The whole undertaking can be divided into three parts – thought coevals and demand analysis, execution, and certification. We as a group of three worked as a squad from the beginning and worked all together in a common topographic point. In the brainstorming and demand analysis measure, we read book, extra resources, and lectures to so eventually come up what we want implement. All there members contributed same sum. My contemplation was on the algorithm choice for sycophant, and a topic country to look into. I came up with best-first sycophant and a subject in parallel calculating to seek among Swedish universities. In the execution stage, we code the undertaking all together. But some issues that we found complexnesss like, memory optimisation were handled by Ahmed at place subsequently after our work.

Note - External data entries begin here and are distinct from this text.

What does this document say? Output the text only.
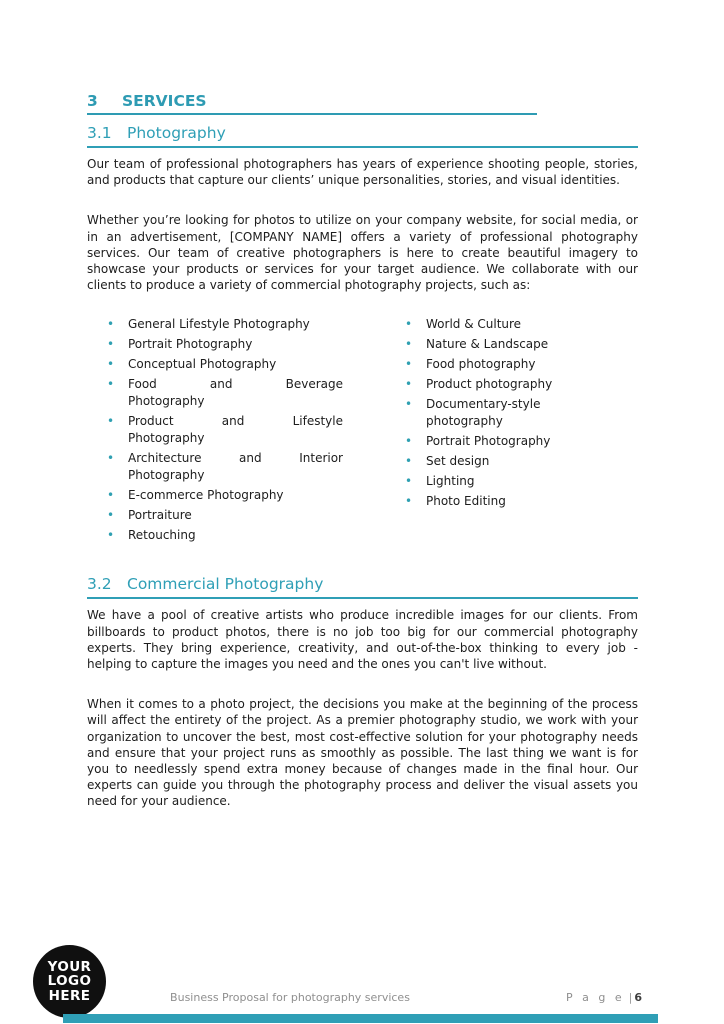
3	SERVICES
3.1 Photography

Our team of professional photographers has years of experience shooting people, stories, and products that capture our clients’ unique personalities, stories, and visual identities.

Whether you’re looking for photos to utilize on your company website, for social media, or in an advertisement, [COMPANY NAME] offers a variety of professional photography services. Our team of creative photographers is here to create beautiful imagery to showcase your products or services for your target audience. We collaborate with our clients to produce a variety of commercial photography projects, such as:

•	General Lifestyle Photography
•	Portrait Photography
•	Conceptual Photography
•	Food and Beverage
Photography
•	Product and Lifestyle
Photography
•	Architecture and Interior
Photography
•	E-commerce Photography
•	Portraiture
•	Retouching
•	World & Culture
•	Nature & Landscape
•	Food photography
•	Product photography
•	Documentary-style
photography
•	Portrait Photography
•	Set design
•	Lighting
•	Photo Editing
3.2 Commercial Photography

We have a pool of creative artists who produce incredible images for our clients. From billboards to product photos, there is no job too big for our commercial photography experts. They bring experience, creativity, and out-of-the-box thinking to every job - helping to capture the images you need and the ones you can't live without.

When it comes to a photo project, the decisions you make at the beginning of the process will affect the entirety of the project. As a premier photography studio, we work with your organization to uncover the best, most cost-effective solution for your photography needs and ensure that your project runs as smoothly as possible. The last thing we want is for you to needlessly spend extra money because of changes made in the final hour. Our experts can guide you through the photography process and deliver the visual assets you need for your audience.

YOUR
LOGO
HERE	Business Proposal for photography services	P a g e | 6
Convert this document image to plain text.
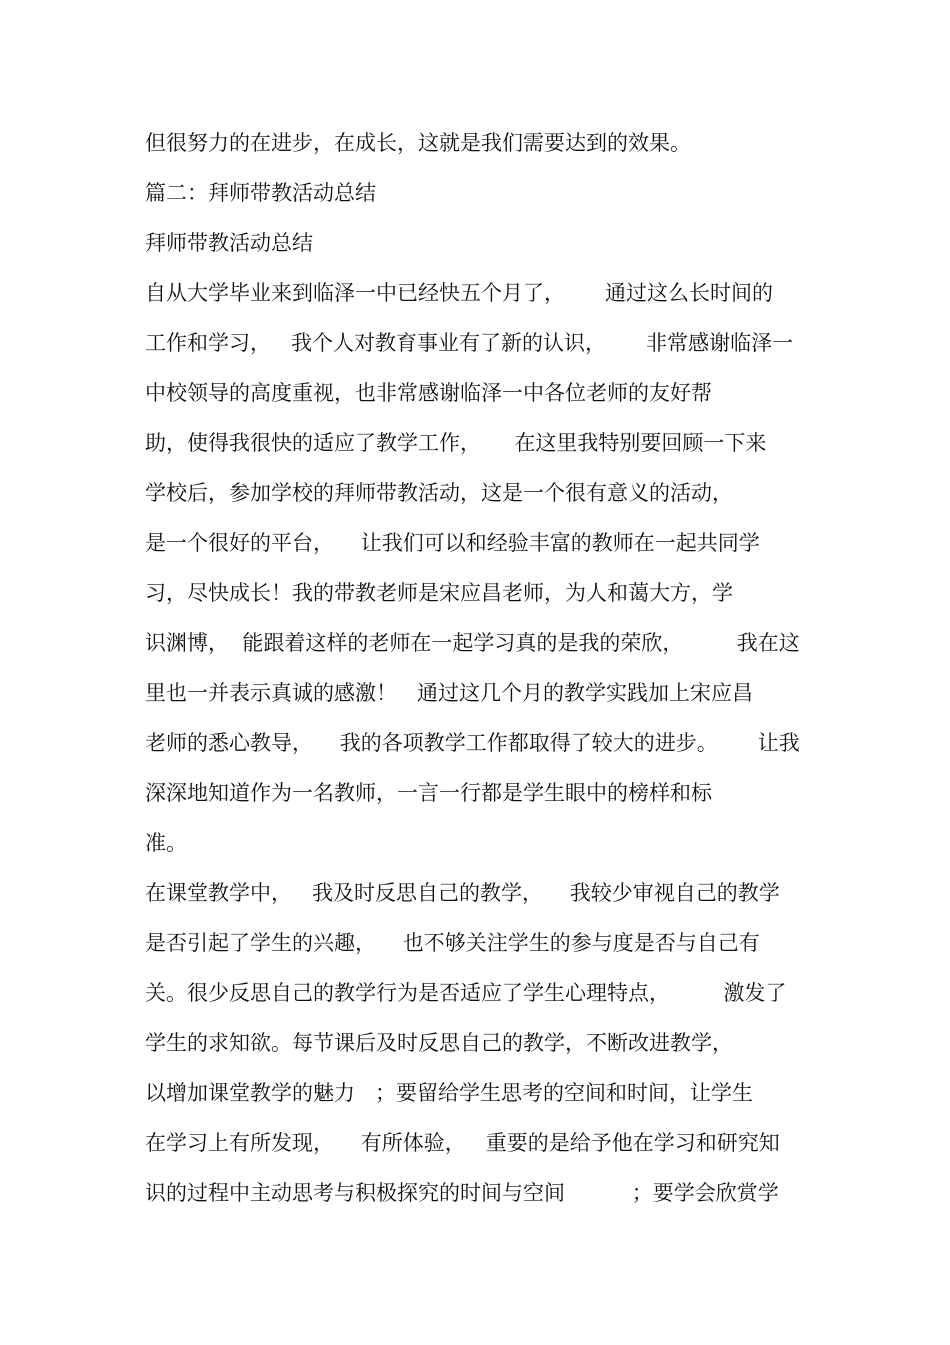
但很努力的在进步，在成长，这就是我们需要达到的效果。
篇二：拜师带教活动总结
拜师带教活动总结
自从大学毕业来到临泽一中已经快五个月了，      通过这么长时间的
工作和学习，   我个人对教育事业有了新的认识，      非常感谢临泽一
中校领导的高度重视，也非常感谢临泽一中各位老师的友好帮
助，使得我很快的适应了教学工作，     在这里我特别要回顾一下来
学校后，参加学校的拜师带教活动，这是一个很有意义的活动，
是一个很好的平台，    让我们可以和经验丰富的教师在一起共同学
习，尽快成长！我的带教老师是宋应昌老师，为人和蔼大方，学
识渊博，  能跟着这样的老师在一起学习真的是我的荣欣，        我在这
里也一并表示真诚的感激！   通过这几个月的教学实践加上宋应昌
老师的悉心教导，    我的各项教学工作都取得了较大的进步。      让我
深深地知道作为一名教师，一言一行都是学生眼中的榜样和标
准。
在课堂教学中，   我及时反思自己的教学，    我较少审视自己的教学
是否引起了学生的兴趣，    也不够关注学生的参与度是否与自己有
关。很少反思自己的教学行为是否适应了学生心理特点，        激发了
学生的求知欲。每节课后及时反思自己的教学，不断改进教学，
以增加课堂教学的魅力   ；要留给学生思考的空间和时间，让学生
在学习上有所发现，    有所体验，   重要的是给予他在学习和研究知
识的过程中主动思考与积极探究的时间与空间          ；要学会欣赏学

Here I was seeking to happen how a best first algorithm, parser and stripper work in existent life every bit good as how to decide a comparative URL to an absolute URL. I read book, took aid from one of my friend ( making PhD in USA in NLP ) and so summarized how we can implement these parts. In the presentation and study portion, we specifically divided the work into three parts. My portion in the presentation was to compose and show on Crawler algorithm, subject and URL query provender and consequences & A ; treatment countries. In the concluding study I contributed the same subject countries I did in the presentation.

Personal Reflection ( Ahmed Bile Hazi )

Personal contemplation ( Sinan Kanadan )

Our undertaking has been divided into three parts ; the pick of subject and the algorithm, execution and analysis & A ; consequences.

The resources that I have had information to run the undertaking ; class book, the Internet, lectures and treatment with the undertaking group.

All in the group have been worked with all parts, but each one has had a specific country to concentrate on. The portion that I have been most focused on, in our undertaking, is implementation subdivision, where I took attention of downloading web pages, parsing and tokenizing, stop-words and stemming, the URL extraction ( change overing of the comparative URL to absolute URL ) and the last measure to salvage the downloaded and graded pages. In short, the parts that I wrote in the study and present them in the seminar.

This class was wholly new to me and even though I jumped into the class two hebdomads after the class start, but I still learn a batch about how search engines work including the methods and algorithms to utilize, how the web sycophant procedure plants, etc.

It ‘s been a pleasance to work with my undertaking group. I have been proud that I have done a undertaking with my group. Our group can be described as a friendly, helpful, skilled, able to manage different effects in all state of affairss and do the occupation done in a short and smooth manner. I look frontward to work with the group in a big undertaking in the hereafter.

I would wish to thank our instructors for the interesting talks and merriment labs that helped us to hold an thought of the of import parts of both the undertaking and the class. A large thanks to our instructor Martin Hassel who has helped us to recognize our thought into a successful undertaking.